Remember above when I said my friends were at a DMB show that night? That video’s not from that show, but it’s from the same summer. (Video above is from Boulder, not northern Virginia.) Point is, you ever been to a DMB show? You know what happens there, typically?
We get to Central Booking and instead of the thugs and gangsters and hardened criminals I’m expecting and dreading, it’s literally all 16 year-olds stoned out of their minds and terrified because their parents are coming to pick them up. Apparently they had picked up 80-100 people at this concert for weed.
They actually put me in a cell with one such kid; I shit you not when I say he was crying for most of the hour we spent together. I also shit you not and admit I’m a terrible person for telling you that made me feel somewhat better.
1-2 hours passed — that kid was released into the stern glare of his dad — and finally, around 3-4am at this point, someone came by and just let me out. That was it. No fanfare, no paperwork, no anything. Let me out of the cell and pushed me into the night of downtown DC. I walked around for 3-4 minutes, saw some potentially shady characters, and got over to Chinatown area and found a cab. I took it back to my apartment for the summer.

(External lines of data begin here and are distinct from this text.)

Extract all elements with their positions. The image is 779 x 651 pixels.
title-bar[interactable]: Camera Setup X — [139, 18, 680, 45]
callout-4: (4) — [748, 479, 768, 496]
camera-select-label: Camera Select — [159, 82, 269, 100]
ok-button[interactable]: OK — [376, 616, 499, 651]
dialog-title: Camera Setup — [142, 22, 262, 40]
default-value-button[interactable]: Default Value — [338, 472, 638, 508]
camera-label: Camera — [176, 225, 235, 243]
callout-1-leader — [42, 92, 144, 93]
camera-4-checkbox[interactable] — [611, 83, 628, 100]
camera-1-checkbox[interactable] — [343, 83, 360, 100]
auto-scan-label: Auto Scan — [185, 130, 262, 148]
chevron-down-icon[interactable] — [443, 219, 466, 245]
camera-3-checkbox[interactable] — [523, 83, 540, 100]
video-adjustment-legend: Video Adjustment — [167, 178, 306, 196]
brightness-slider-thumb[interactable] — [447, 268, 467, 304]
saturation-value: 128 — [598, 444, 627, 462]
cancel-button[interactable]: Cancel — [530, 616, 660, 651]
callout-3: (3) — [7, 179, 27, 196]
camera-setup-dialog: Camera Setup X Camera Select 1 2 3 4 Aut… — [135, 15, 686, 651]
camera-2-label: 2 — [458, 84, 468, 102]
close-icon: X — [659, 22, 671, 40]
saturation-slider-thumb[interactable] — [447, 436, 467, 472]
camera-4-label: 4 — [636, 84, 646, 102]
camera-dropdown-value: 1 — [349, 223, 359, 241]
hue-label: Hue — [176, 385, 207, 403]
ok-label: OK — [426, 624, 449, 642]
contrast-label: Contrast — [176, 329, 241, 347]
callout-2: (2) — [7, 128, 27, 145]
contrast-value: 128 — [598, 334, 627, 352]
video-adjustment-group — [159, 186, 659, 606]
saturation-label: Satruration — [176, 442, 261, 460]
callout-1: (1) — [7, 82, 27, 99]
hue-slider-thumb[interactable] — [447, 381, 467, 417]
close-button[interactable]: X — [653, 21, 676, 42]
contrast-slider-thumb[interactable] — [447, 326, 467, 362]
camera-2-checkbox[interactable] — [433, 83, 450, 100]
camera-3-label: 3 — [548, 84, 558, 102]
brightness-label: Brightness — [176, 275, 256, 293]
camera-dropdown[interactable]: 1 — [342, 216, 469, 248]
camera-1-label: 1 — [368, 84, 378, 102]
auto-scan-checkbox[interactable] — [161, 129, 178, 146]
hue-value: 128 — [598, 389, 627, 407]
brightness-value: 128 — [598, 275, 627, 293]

I walk in, and Squid’s asleep on the couch. No one else is around. There are beers and some solo cups; a social event had been had that night. I look and see a banner over by the kitchen table. It says something like “Free Ted” or “Get Teddy Out.” I laughed and went to bed.
I got woken up at 9am because one of my friends’ ex-roommates came by to see if anyone wanted to go jogging. When I told him “I had a rough night,” he goes, “Oh, me too brah.” I added, “I was in a holding cell for a while,” and he goes, “Oh, fuck. Shit.” He scurried out of the room.
I think I slept until about 3pm that day (Sunday Funday!) and then began telling the story to various friends and interested parties. Most of the time, it was received with laughter. Sometimes, I got some wicked side-eye.
I had this girl I was into around June 2001 — she’s married now, 2 or 3 kids or some shit — and I remember having a bunch of missed calls from her when I got my cell phone back; 2-3 weeks later, I started dating this other girl who I dated for probably six months. By that time, the ship had decisively sailed on Girl 1. I used to think that if I had been around that night and not missed those calls (I guess her and her friends were out in DC), maybe that summer all shakes out differently. Ah, well. Sliding doors.
TL:DR Once because of attempting to buy a keg underage and some unpaid parking tickets, I spent a couple of hours in a holding cell with cocaine users and stoned teenagers. Fun times.